L’impianto motivazionale della sentenza allegata verte sul rapporto fra le norme del Libro V dedicate alla cessazione dei membri dell’organo amministrativo nelle società di capitali (segnatamente l’art. 2383, 3 comma c.c.) – applicabili pure alle ipotesi di revoca rispetto alle deleghe e ai ruoli stabiliti nell’articolazione interna del consiglio (sul punto Cass., 15 aprile 2016, n. 7587) – e la disciplina di settore relativa alla «Parità di trattamento indipendentemente da razza e origine etnica» (cfr. d. lgs. n. 215/2003, in particolare art. 4-bis).

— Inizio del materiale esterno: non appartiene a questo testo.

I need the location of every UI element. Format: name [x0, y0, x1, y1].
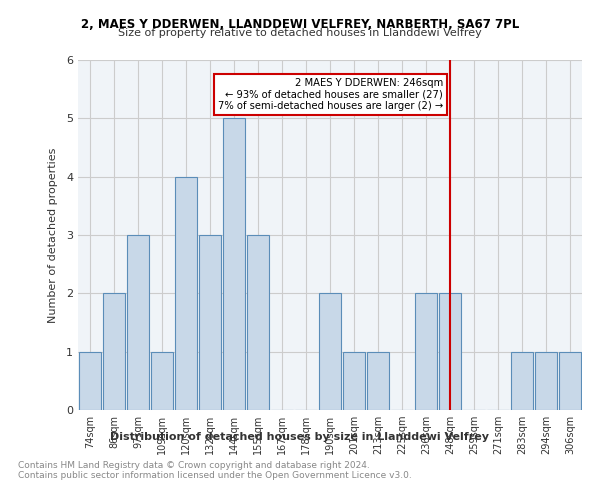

In questa prospettiva, secondo la Corte, la regola generale del diritto al risarcimento del danno per l’amministratore che sia stato revocato senza «giusta causa» – clausola generale questa, interpretata con orientamento costante in giurisprudenza come «esistenza di circostanza sopravvenute, anche non integranti inadempimento, siano o no provocate dall’amministratore, le quali pregiudicano l’affidamento nel medesimo ai fini del migliore espletamento dei compiti della carica, dunque nella compromissione del vincolo fiduciario» –, che costituisce una forma di autotutela privata, posto che il rimedio risarcitorio non è di per sé accompagnato da alcuna forma di reintegrazione in forma specifica, deve trovare un temperamento quando impatta con i profili attinenti alla tutela per i comportamenti non discriminatori.
Di fatti, afferma la Corte, «le esigenze proprie della disciplina societaria, che opera il bilanciamento degli interessi esclusivamente sul piano patrimoniale, sono recessive rispetto alla tutela antidiscriminatoria, secondo il diverso bilanciamento di valori operato dal legislatore»; con la conseguenza che: i) la giusta causa di revoca non è integrata quando il revocato abbia compiuto una «lecita e corretta attività diretta ad ottenere la parità di trattamento»; ii) in assenza di giusta causa di revoca, nel contesto normativo così delineato, il diritto al risarcimento del danno può essere accompagnato dal rimedio reale della reintegra nella carica.
La valutazione attiene quindi al piano del merito e, avendo la sentenza impugnata omesso di esaminare un fatto decisivo oggetto di discussione fra le parti, la sentenza viene cassata con rinvio.